Anesthesia providers miss chances to clean their hands during surgical procedures and have low hand-hygiene compliance according to a study published in the American Journal of Infection Control.
Researchers from Dartmouth-Hitchcock Medical Center used intraoperative video observation to map the temporal patterns of anesthesia providers’ hand contact with the anesthesia work environment. They assessed hand-hygiene compliance based on World Health Organization criteria: before touching the patient, before a clean procedure, after exposure to body fluids, after touching the patient and after touching the patient’s surroundings.
The research team identified the 20 most frequently touched objects–including the patient bed, pens and anesthesia cart drawer handle, and how much bacteria those objects collected.

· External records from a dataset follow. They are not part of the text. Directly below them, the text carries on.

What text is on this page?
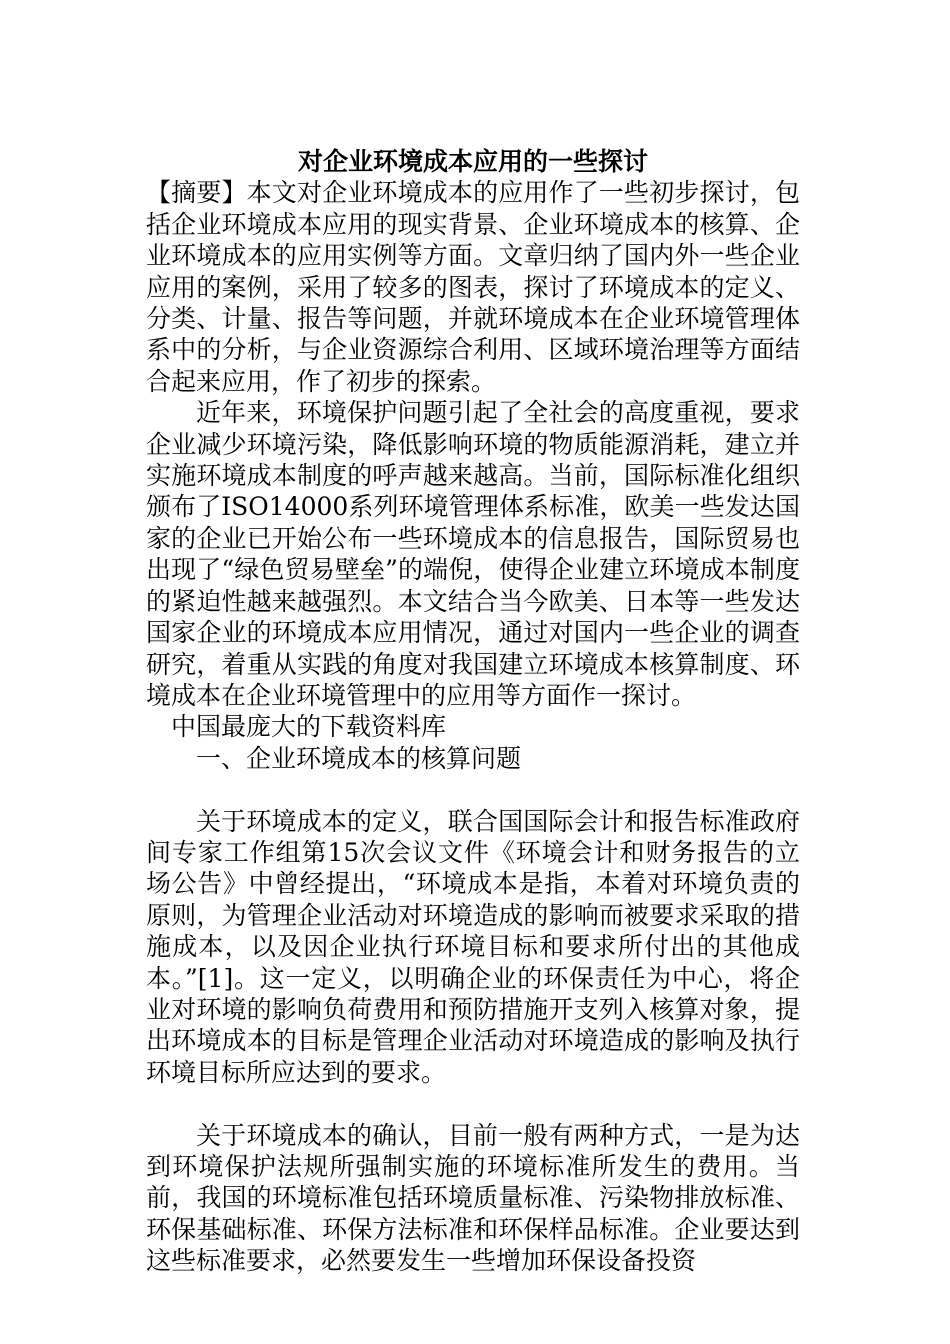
对企业环境成本应用的一些探讨

【摘要】本文对企业环境成本的应用作了一些初步探讨，包括企业环境成本应用的现实背景、企业环境成本的核算、企业环境成本的应用实例等方面。文章归纳了国内外一些企业应用的案例，采用了较多的图表，探讨了环境成本的定义、分类、计量、报告等问题，并就环境成本在企业环境管理体系中的分析，与企业资源综合利用、区域环境治理等方面结合起来应用，作了初步的探索。

近年来，环境保护问题引起了全社会的高度重视，要求企业减少环境污染，降低影响环境的物质能源消耗，建立并实施环境成本制度的呼声越来越高。当前，国际标准化组织颁布了ISO14000系列环境管理体系标准，欧美一些发达国家的企业已开始公布一些环境成本的信息报告，国际贸易也出现了“绿色贸易壁垒”的端倪，使得企业建立环境成本制度的紧迫性越来越强烈。本文结合当今欧美、日本等一些发达国家企业的环境成本应用情况，通过对国内一些企业的调查研究，着重从实践的角度对我国建立环境成本核算制度、环境成本在企业环境管理中的应用等方面作一探讨。

中国最庞大的下载资料库

一、企业环境成本的核算问题

关于环境成本的定义，联合国国际会计和报告标准政府间专家工作组第15次会议文件《环境会计和财务报告的立场公告》中曾经提出，“环境成本是指，本着对环境负责的原则，为管理企业活动对环境造成的影响而被要求采取的措施成本，以及因企业执行环境目标和要求所付出的其他成本。”[1]。这一定义，以明确企业的环保责任为中心，将企业对环境的影响负荷费用和预防措施开支列入核算对象，提出环境成本的目标是管理企业活动对环境造成的影响及执行环境目标所应达到的要求。

关于环境成本的确认，目前一般有两种方式，一是为达到环境保护法规所强制实施的环境标准所发生的费用。当前，我国的环境标准包括环境质量标准、污染物排放标准、环保基础标准、环保方法标准和环保样品标准。企业要达到这些标准要求，必然要发生一些增加环保设备投资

The mean number of colony forming units cultured from those objects varied during the course of surgery, with a sharp increase in contamination during anesthesia induction and anesthesia emergence.
Providers were least likely to perform hand hygiene immediately before patient contact and after contact with the patient’s environment, while they were most likely to follow proper hand-hygiene protocols after potential exposure to body fluids.
Hand-hygiene compliance rates in the aneshesia work environment are extremely low, researchers concluded, adding that hospitals should develop and implement novel approaches to hand hygiene.
Patient observation could be the key to healthcare worker hand hygiene. Canadian researchers found that almost 97 percent of healthcare providers followed hand-hygiene guidelines before direct contact with the patient. Fifty-eight percent of providers audited by patients through the study reported a change in their hand-hygiene practices and 88 percent reported being more motivated to comply because they knew their patients were watching. Thirty-three percent said patients had more discussions about infection protection and control.